For all its convenience and research-friendliness, binge watching of television shows strips us not only of the time between episodes necessary for reflection (which, I venture, accounts for Lost‘s failure with many late- and now-comers). Between-season breaks are harrowing and mid-season hiatuses are plain irritating, particularly if we like the show, but they also provide a sense of rhythm, a weird kind of media seasonality (as opposed to the succession of life seasons, whether natural or work-related) that, when looked back upon, creates a backward-looking perspective. The conclusion of a multi-season show creates a little pocket for thinking back on the events of our own lives that happened while we followed the series but also invests the moment with a brief moment of nostalgic poignancy.  I have had some problems with Sons of Anarchy, which wrapped up forever two days ago, but all in all I liked the show. (My little theory is that at its core is not the infectiousness of criminality or the burden of responsibility, but a tragic premonition of the generational conflict in which all evil is, in one way or another, perpetrated or caused by our parents, from whose past there is no escape.)  And now, after four years (I got into the show at the very beginning of the 4th season) of Tuesday or Wednesday nights, I will never see Chibs or Tig again.
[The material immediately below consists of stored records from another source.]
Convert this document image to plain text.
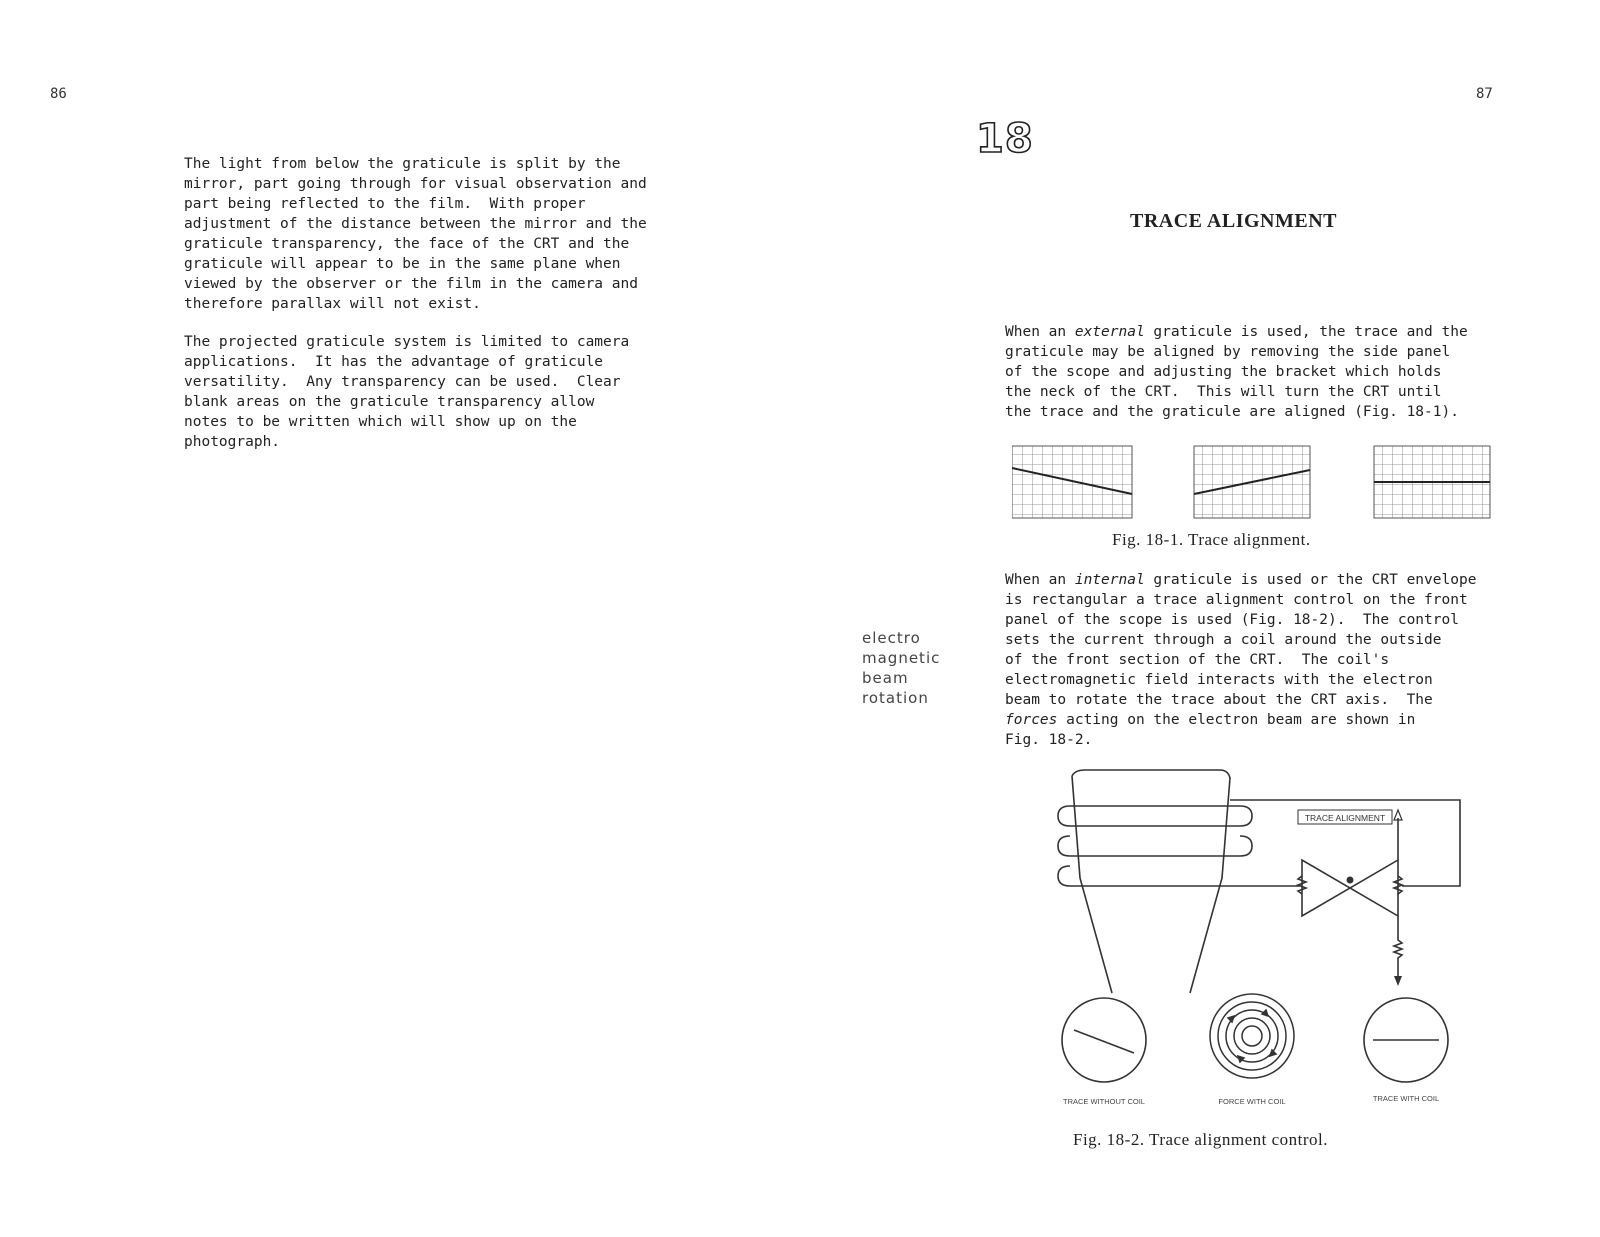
86

The light from below the graticule is split by the
mirror, part going through for visual observation and
part being reflected to the film.  With proper
adjustment of the distance between the mirror and the
graticule transparency, the face of the CRT and the
graticule will appear to be in the same plane when
viewed by the observer or the film in the camera and
therefore parallax will not exist.

The projected graticule system is limited to camera
applications.  It has the advantage of graticule
versatility.  Any transparency can be used.  Clear
blank areas on the graticule transparency allow
notes to be written which will show up on the
photograph.

87
18
TRACE ALIGNMENT

When an external graticule is used, the trace and the
graticule may be aligned by removing the side panel
of the scope and adjusting the bracket which holds
the neck of the CRT.  This will turn the CRT until
the trace and the graticule are aligned (Fig. 18-1).

Fig. 18-1. Trace alignment.
electro
magnetic
beam
rotation

When an internal graticule is used or the CRT envelope
is rectangular a trace alignment control on the front
panel of the scope is used (Fig. 18-2).  The control
sets the current through a coil around the outside
of the front section of the CRT.  The coil's
electromagnetic field interacts with the electron
beam to rotate the trace about the CRT axis.  The
forces acting on the electron beam are shown in
Fig. 18-2.

TRACE ALIGNMENT
TRACE WITHOUT COIL	FORCE WITH COIL	TRACE WITH COIL
Fig. 18-2. Trace alignment control.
Which is fine (I’m sure I’ll adopt another show soon, or will simply watch one movie a week more), but a bloodied piece of bread in the middle of the road really made me revisit, if only for one evening, the sinuous waves of the last four years. This isn’t, of course, the only trigger for self-reflection, but I suppose Gibson from the sky-above-the-port period would have loved the idea that at least some of the rhythms of personal memory are regulated by media events.